Evening Will Come: A Monthly Journal of Poetics (Issue 30, June 2013—Buch Märchen Issue)

Growing up on a vast flat plane, I lived my life two dimensionally on the x and z axes. Width and depth. Anything that drew my eyes to the height of y, then, was magically. Television towers, radio beacons, windbreaks and copses of trees, grain elevators, silos capped with lightning rods, lightning itself, windmills, and water towers. The I drawn upward. There is a reason, I think, that Chicago—the city of the flat prairie, the flat lake—is the birthplace of the skyscraper. Growing up, I visited, first, one tallest building after another as the first was replaced by the next. I went to the observation deck of The Prudential Building and watched them build the Standard Oil Building even higher. The Standard Oil Building didn’t have an observation deck but the Hancock Building did, and from there I watched them build the Sears Tower, and from the Sears Tower I could see, well almost, forever or, at least, Gary and Indiana off in the vast distance.
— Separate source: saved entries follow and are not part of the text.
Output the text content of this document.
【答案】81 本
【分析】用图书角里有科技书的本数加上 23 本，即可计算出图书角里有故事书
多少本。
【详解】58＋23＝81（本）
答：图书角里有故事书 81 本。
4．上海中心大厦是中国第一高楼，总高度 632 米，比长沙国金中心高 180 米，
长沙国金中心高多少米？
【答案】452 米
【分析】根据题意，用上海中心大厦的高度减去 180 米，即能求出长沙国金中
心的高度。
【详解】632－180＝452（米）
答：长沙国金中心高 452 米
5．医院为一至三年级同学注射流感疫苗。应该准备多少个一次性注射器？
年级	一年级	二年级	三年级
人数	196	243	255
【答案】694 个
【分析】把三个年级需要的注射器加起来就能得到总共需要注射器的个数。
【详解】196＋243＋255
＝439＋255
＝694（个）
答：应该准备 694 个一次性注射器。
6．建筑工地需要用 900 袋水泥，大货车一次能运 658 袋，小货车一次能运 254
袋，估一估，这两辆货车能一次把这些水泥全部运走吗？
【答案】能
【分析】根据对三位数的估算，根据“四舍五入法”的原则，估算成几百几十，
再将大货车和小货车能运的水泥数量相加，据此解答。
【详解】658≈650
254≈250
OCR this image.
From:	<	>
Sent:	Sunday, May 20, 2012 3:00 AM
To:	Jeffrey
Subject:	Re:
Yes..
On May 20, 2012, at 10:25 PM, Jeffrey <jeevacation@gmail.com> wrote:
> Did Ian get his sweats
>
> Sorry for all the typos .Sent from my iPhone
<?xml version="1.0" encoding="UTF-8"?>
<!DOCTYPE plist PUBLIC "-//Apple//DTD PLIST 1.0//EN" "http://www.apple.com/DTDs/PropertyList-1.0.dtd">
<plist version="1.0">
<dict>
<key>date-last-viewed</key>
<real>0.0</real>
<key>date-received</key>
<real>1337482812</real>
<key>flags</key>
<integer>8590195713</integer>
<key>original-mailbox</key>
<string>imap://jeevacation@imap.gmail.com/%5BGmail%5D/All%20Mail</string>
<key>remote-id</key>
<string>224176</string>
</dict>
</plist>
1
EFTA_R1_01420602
Growing up, I grew up. And growing up, I grew up on a vast flat plain that once was made up of devil’s food cake topsoil that seemed endlessly endless. Growing up, plain on the plain so vast all of us and everything, even skyscrapers, seemed reduced to minute points in an infinitely plain plane geometry. Growing up, I sang without really knowing that the corn was as high as an elephant’s eye. Growing up was the drama of stark dimensions—x to y to z—rearranging themselves in this medium, this medium of time. Time running short. Time running long. Time running out.